The Rockets caught a bit of schedule luck as their injury luck still waits to turn around.

Troy Taormina-USA TODAY Sports

Would you believe the Houston Rockets, without Dwight Howard and Clint Capela, had one of their best wins of the season against an Eastern Conference playoff team? It's true! The Rockets rolled over the Miami Heat by a score of 115-102, and the starters took a seat with three minutes to go in the game.

Josh Smith was the starting center tonight with Howard suspended and Capela hurt, so of course he got in foul trouble early. But he managed to stay on the floor for a crucial run in the third quarter when he hit a couple three-pointers. As always, Smoove is a tantalizing force on those nights when he hits from three. The Rockets can beat anybody on those nights, but you still simply can't count on it ever being one of those nights. Tonight, those threes set him off, as he had a couple of excellent plays, one pass and one finish, on shot-fake drives. He scored 19 points, a season-high mark for him.

Smith's backup, Terrence Jones, was his usual all-over-the-place self. As the center in small-ball units, he's always been a disaster who bites at every pump fake and doesn't box out the offensive glass. But he can still look great as the roll man in a combo with Harden from time to time, and he's excellent at running the floor as a trailer.

James Harden had a vintage MVP Beard game, with 26 points and a career-high 14 assists. He also played great defense on the night, apart from a couple of brief lapses. He held Dwyane Wade to a very ordinary performance when the two were matched up, and was the penetrating, distributing force the Rockets needed without a reliable post threat to turn to.
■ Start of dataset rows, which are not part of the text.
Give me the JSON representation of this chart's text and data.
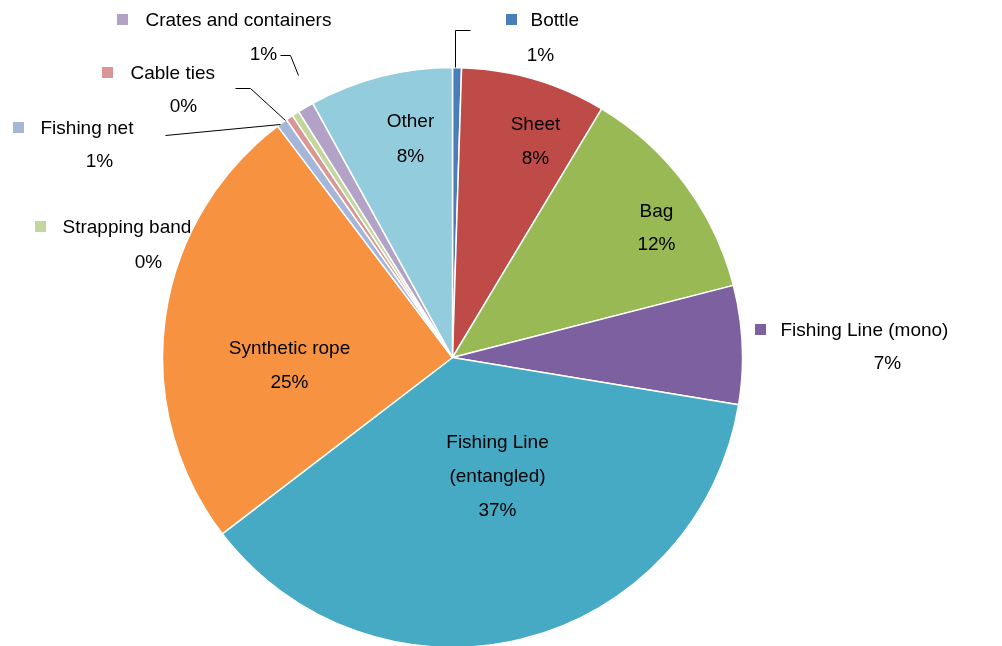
{
  "chart_data": {
    "type": "pie",
    "categories": [
      "Bottle",
      "Sheet",
      "Bag",
      "Fishing Line (mono)",
      "Fishing Line (entangled)",
      "Synthetic rope",
      "Fishing net",
      "Cable ties",
      "Strapping band",
      "Crates and containers",
      "Other"
    ],
    "values": [
      0.5,
      8.1,
      12.4,
      6.6,
      37.0,
      25.1,
      0.6,
      0.4,
      0.4,
      0.9,
      8.0
    ],
    "value_labels": [
      "1%",
      "8%",
      "12%",
      "7%",
      "37%",
      "25%",
      "1%",
      "0%",
      "0%",
      "1%",
      "8%"
    ],
    "legend": "top left",
    "colors": [
      "#4a7ebb",
      "#be4b48",
      "#98b954",
      "#7d60a0",
      "#46aac5",
      "#f69240",
      "#a5b6d9",
      "#d99694",
      "#c3d69b",
      "#b3a2c7",
      "#93cddd"
    ]
  }
}
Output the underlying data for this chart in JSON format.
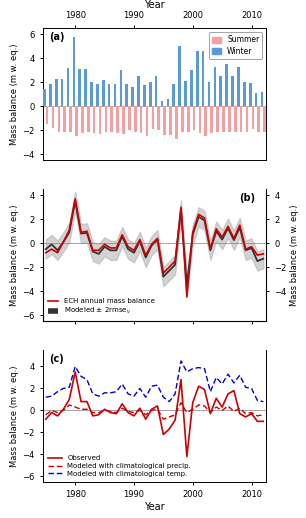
{
  "years": [
    1975,
    1976,
    1977,
    1978,
    1979,
    1980,
    1981,
    1982,
    1983,
    1984,
    1985,
    1986,
    1987,
    1988,
    1989,
    1990,
    1991,
    1992,
    1993,
    1994,
    1995,
    1996,
    1997,
    1998,
    1999,
    2000,
    2001,
    2002,
    2003,
    2004,
    2005,
    2006,
    2007,
    2008,
    2009,
    2010,
    2011,
    2012
  ],
  "winter": [
    1.45,
    1.9,
    2.3,
    2.3,
    3.2,
    5.8,
    3.1,
    3.1,
    2.0,
    1.9,
    2.2,
    1.9,
    1.9,
    3.0,
    1.85,
    1.65,
    2.5,
    1.75,
    2.05,
    2.55,
    0.45,
    0.65,
    1.85,
    5.0,
    2.1,
    3.0,
    4.6,
    4.6,
    2.05,
    3.3,
    2.55,
    3.5,
    2.5,
    3.25,
    2.0,
    1.95,
    1.1,
    1.2
  ],
  "summer": [
    -1.5,
    -1.8,
    -2.1,
    -2.1,
    -2.1,
    -2.5,
    -2.2,
    -2.1,
    -2.2,
    -2.3,
    -2.1,
    -2.1,
    -2.2,
    -2.3,
    -2.0,
    -2.1,
    -2.2,
    -2.5,
    -1.9,
    -2.0,
    -2.4,
    -2.4,
    -2.7,
    -2.1,
    -2.1,
    -2.0,
    -2.2,
    -2.5,
    -2.2,
    -2.1,
    -2.1,
    -2.1,
    -2.1,
    -2.1,
    -2.1,
    -1.9,
    -2.1,
    -2.1
  ],
  "annual_ecm": [
    -0.8,
    -0.5,
    -0.8,
    0.1,
    1.1,
    3.7,
    0.9,
    1.0,
    -0.6,
    -0.6,
    -0.1,
    -0.4,
    -0.4,
    0.7,
    -0.3,
    -0.6,
    0.3,
    -1.0,
    -0.1,
    0.4,
    -2.5,
    -2.0,
    -1.5,
    3.0,
    -4.5,
    0.9,
    2.4,
    2.1,
    -0.5,
    1.2,
    0.5,
    1.4,
    0.4,
    1.5,
    -0.5,
    -0.3,
    -1.0,
    -0.9
  ],
  "modeled_b": [
    -0.5,
    -0.1,
    -0.6,
    0.1,
    0.9,
    3.5,
    0.8,
    0.85,
    -0.7,
    -0.9,
    -0.3,
    -0.6,
    -0.6,
    0.55,
    -0.5,
    -0.8,
    0.15,
    -1.2,
    -0.2,
    0.3,
    -2.8,
    -2.3,
    -1.8,
    2.8,
    -3.5,
    0.7,
    2.2,
    1.9,
    -0.6,
    1.0,
    0.3,
    1.25,
    0.25,
    1.3,
    -0.6,
    -0.4,
    -1.5,
    -1.3
  ],
  "modeled_upper": [
    0.3,
    0.7,
    0.2,
    0.9,
    1.7,
    4.3,
    1.6,
    1.65,
    0.1,
    -0.1,
    0.5,
    0.2,
    0.2,
    1.35,
    0.3,
    0.0,
    0.95,
    -0.4,
    0.6,
    1.1,
    -2.0,
    -1.5,
    -1.0,
    3.6,
    -2.7,
    1.5,
    3.0,
    2.7,
    0.2,
    1.8,
    1.1,
    2.05,
    1.05,
    2.1,
    0.2,
    0.4,
    -0.7,
    -0.5
  ],
  "modeled_lower": [
    -1.3,
    -0.9,
    -1.4,
    -0.7,
    0.1,
    2.7,
    0.0,
    0.05,
    -1.5,
    -1.7,
    -1.1,
    -1.4,
    -1.4,
    -0.25,
    -1.3,
    -1.6,
    -0.65,
    -2.0,
    -1.0,
    -0.5,
    -3.6,
    -3.1,
    -2.6,
    2.0,
    -4.3,
    -0.1,
    1.4,
    1.1,
    -1.4,
    0.2,
    -0.5,
    0.45,
    -0.55,
    0.5,
    -1.4,
    -1.2,
    -2.3,
    -2.1
  ],
  "obs_c": [
    -0.8,
    -0.2,
    -0.5,
    0.1,
    1.0,
    3.5,
    0.8,
    0.8,
    -0.5,
    -0.4,
    0.1,
    -0.2,
    -0.3,
    0.6,
    -0.2,
    -0.5,
    0.2,
    -0.8,
    0.1,
    0.4,
    -2.2,
    -1.7,
    -0.9,
    2.8,
    -4.2,
    0.7,
    2.2,
    1.9,
    -0.3,
    1.1,
    0.3,
    1.5,
    1.8,
    -0.3,
    -0.6,
    -0.3,
    -1.0,
    -1.0
  ],
  "clim_precip": [
    -0.4,
    0.0,
    -0.2,
    0.0,
    0.5,
    0.3,
    0.1,
    0.1,
    -0.2,
    -0.2,
    0.0,
    -0.1,
    -0.2,
    0.2,
    -0.1,
    -0.2,
    0.0,
    -0.4,
    0.0,
    0.1,
    -0.8,
    -0.6,
    -0.4,
    0.7,
    -0.2,
    0.1,
    0.5,
    0.4,
    -0.2,
    0.3,
    0.0,
    0.4,
    -0.1,
    0.2,
    -0.3,
    -0.2,
    -0.5,
    -0.4
  ],
  "clim_temp": [
    1.2,
    1.3,
    1.7,
    2.0,
    2.1,
    4.0,
    3.1,
    2.8,
    1.5,
    1.3,
    1.6,
    1.6,
    1.7,
    2.4,
    1.5,
    1.3,
    2.0,
    1.2,
    2.2,
    2.3,
    1.2,
    0.8,
    1.5,
    4.5,
    3.5,
    3.8,
    3.9,
    3.8,
    1.7,
    3.0,
    2.4,
    3.3,
    2.5,
    3.2,
    2.1,
    2.0,
    0.9,
    0.8
  ],
  "xlim": [
    1974.5,
    2012.5
  ],
  "xticks": [
    1980,
    1990,
    2000,
    2010
  ],
  "panel_a_ylim": [
    -4.5,
    6.5
  ],
  "panel_a_yticks": [
    -4,
    -2,
    0,
    2,
    4,
    6
  ],
  "panel_b_ylim": [
    -6.5,
    4.5
  ],
  "panel_b_yticks": [
    -6,
    -4,
    -2,
    0,
    2,
    4
  ],
  "panel_b_right_yticks": [
    -4,
    -2,
    0,
    2,
    4
  ],
  "panel_c_ylim": [
    -6.5,
    5.5
  ],
  "panel_c_yticks": [
    -6,
    -4,
    -2,
    0,
    2,
    4
  ],
  "winter_color": "#5b9bd5",
  "summer_color": "#f4a0a0",
  "red_color": "#cc0000",
  "black_color": "#333333",
  "blue_dashed_color": "#0000cc",
  "red_dashed_color": "#cc0000",
  "gray_fill": "#b0b0b0",
  "title_top": "Year",
  "ylabel_a": "Mass balance (m w. eq.)",
  "ylabel_b_right": "Mass balance (m w. eq.)",
  "ylabel_c": "Mass balance (m w. eq.)"
}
With the Rockets shorthanded, you knew they were going to have to get a great night from an unusual source, and nobody on this roster is better suited for one of those nights than Marcus Thornton. He played a huge chunk of the second half in place of James Harden (and when Harden came back, Trevor Ariza), and hit shots outside and in while distributing as a secondary pick-and-roll ball handler. He had 18 points on 7-11 shooting.
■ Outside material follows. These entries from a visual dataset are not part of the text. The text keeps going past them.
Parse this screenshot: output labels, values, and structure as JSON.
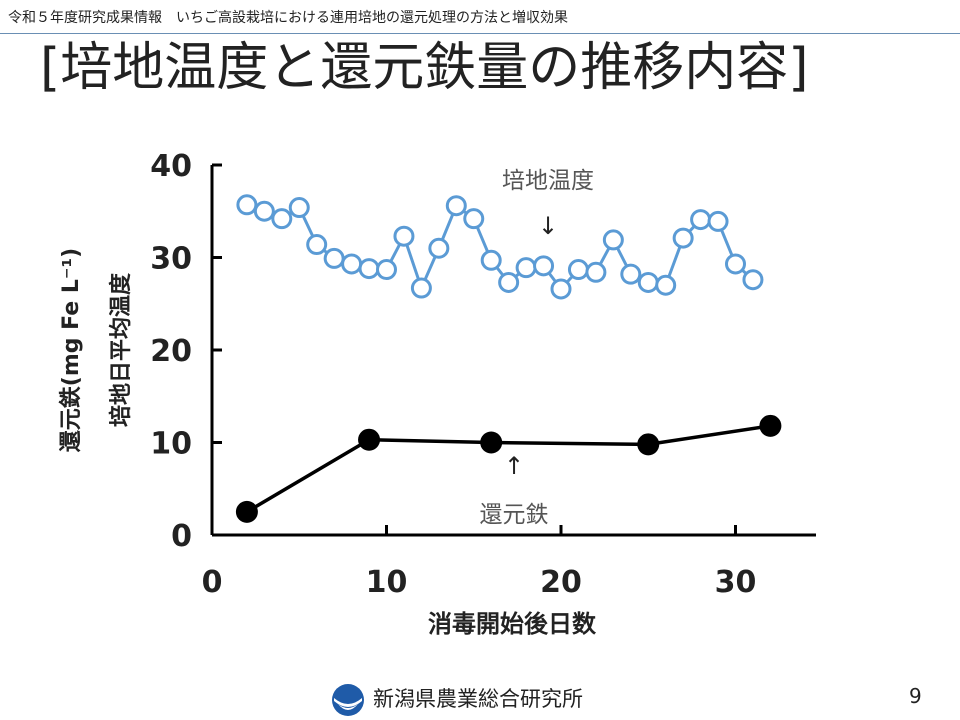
{
  "header": {
    "text": "令和５年度研究成果情報　いちご高設栽培における連用培地の還元処理の方法と増収効果"
  },
  "title": "[培地温度と還元鉄量の推移内容]",
  "chart_data": {
    "type": "line",
    "xlabel": "消毒開始後日数",
    "ylabel_line1": "還元鉄(mg Fe L⁻¹)",
    "ylabel_line2": "培地日平均温度",
    "xlim": [
      0,
      35
    ],
    "ylim": [
      0,
      40
    ],
    "x_ticks": [
      0,
      10,
      20,
      30
    ],
    "y_ticks": [
      0,
      10,
      20,
      30,
      40
    ],
    "grid": false,
    "series": [
      {
        "name": "培地温度",
        "color": "#5b9bd5",
        "marker": "open-circle",
        "x": [
          2,
          3,
          4,
          5,
          6,
          7,
          8,
          9,
          10,
          11,
          12,
          13,
          14,
          15,
          16,
          17,
          18,
          19,
          20,
          21,
          22,
          23,
          24,
          25,
          26,
          27,
          28,
          29,
          30,
          31
        ],
        "y": [
          35.7,
          35.0,
          34.2,
          35.4,
          31.4,
          29.9,
          29.3,
          28.8,
          28.7,
          32.3,
          26.7,
          31.0,
          35.6,
          34.2,
          29.7,
          27.3,
          28.9,
          29.1,
          26.6,
          28.7,
          28.4,
          31.9,
          28.2,
          27.3,
          27.0,
          32.1,
          34.1,
          33.9,
          29.3,
          27.6
        ]
      },
      {
        "name": "還元鉄",
        "color": "#000000",
        "marker": "filled-circle",
        "x": [
          2,
          9,
          16,
          25,
          32
        ],
        "y": [
          2.5,
          10.3,
          10.0,
          9.8,
          11.8
        ]
      }
    ],
    "annotations": [
      {
        "text": "培地温度",
        "arrow": "↓"
      },
      {
        "text": "還元鉄",
        "arrow": "↑"
      }
    ]
  },
  "footer": {
    "org": "新潟県農業総合研究所",
    "page": "9"
  },
  "colors": {
    "header_rule": "#6a8fb4",
    "logo": "#1f5ba8"
  }
}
For all the great individual offensive performances, it was the team defense in the second half that really stood out. The Heat, missing big man Hassan Whiteside, really were in no position to punish the Rockets for going super small. So the Rockets did what they do at their best: rotating like crazy on the outside and jumping passing lanes to start fast breaks. Corey Brewer, Trevor Ariza, Ty Lawson and Terrence Jones are all subpar finishers in the half-court, but on the break they're more than adequate. Early in the game, the Rockets aborted a couple of promising breaks with poor communication, but it all smoothed out in that sweet second half.

JB Bickerstaff talked yesterday about how the Rockets need to commit to defense more as a team, and while it's fair to wonder when the next swoon will come (after all, this win broke a three-game losing streak), it's great to see the team respond so quickly to their coaches' message. The Heat are not a great offensive team, but the Rockets really did look great as a team for most of the game on defense.

Next up for the Rockets is a date with the Phoenix Suns, who just fired their head coach and had a great half of a game against the Toronto Raptors. Dwight will be back, but Clint Capela and Donatas Motiejunas might not. Who knows what version of the Rockets we'll see then.